P3 Event-Related Potential Amplitude and the Risk for Disinhibitory Disorders in Adolescent Boys

Abstract
RESEARCH INDICATES that, compared with the sons of men without alcoholism, the sons of parents who abuse alcohol show reduced amplitude of the P3 component of the electrocortical event-related potential,1 supporting the hypothesis of Begleiter et al2 that P3 amplitude has potential as a biological marker for alcoholism risk. Nevertheless, many relevant issues have not been systematically addressed. Investigators have most often recruited subjects at risk for alcoholism by identifying parents in treatment settings and studying their children.2-20 Such samples are likely to represent particularly severe cases of alcoholism, an ideal place to begin a search for biological markers, but replication in community samples is needed.

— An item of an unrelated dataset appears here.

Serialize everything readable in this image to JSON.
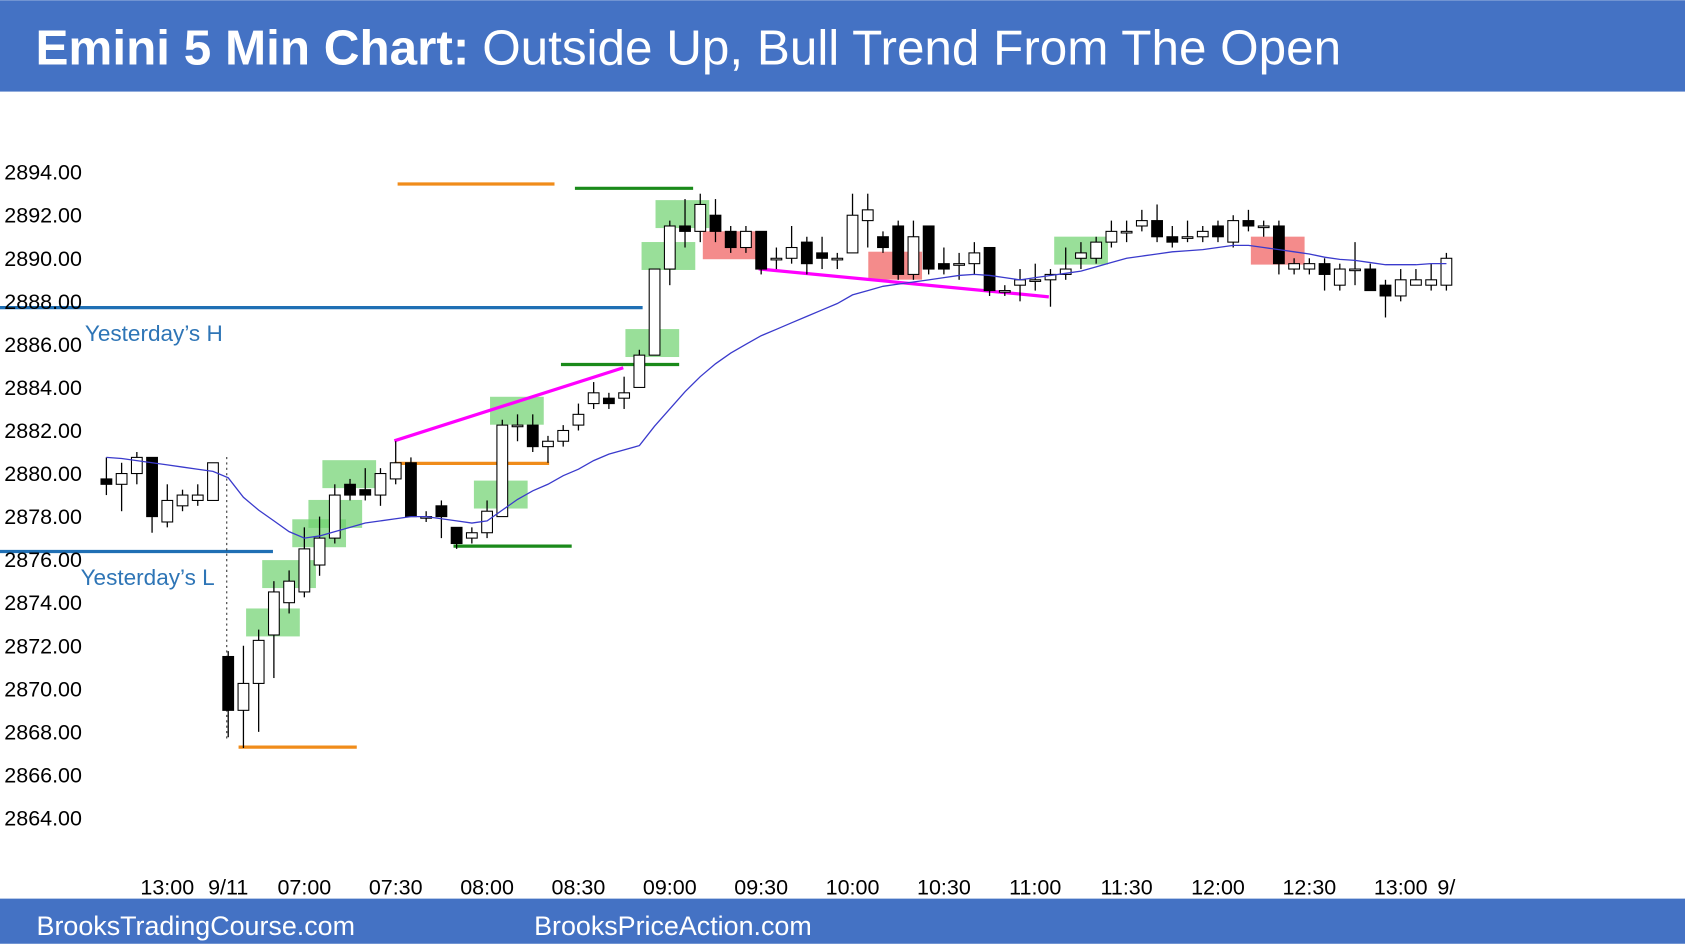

Other studies have recruited high-risk subjects by means of advertisements soliciting volunteer offspring of parents who abuse alcohol21-25 or by screening undergraduate volunteers for a family history of alcoholism.26-28 Although each source has its advantages, participants who volunteer in response to advertisements and undergraduate recruits may be unusual in several important respects and are not representative of the population of individuals with paternal histories of alcoholism. To our knowledge, there have not yet been any studies assessing P3 amplitude in the sons of parents who abuse alcohol ascertained from an unselected community-based sample representative of subjects with alcoholism in the general population.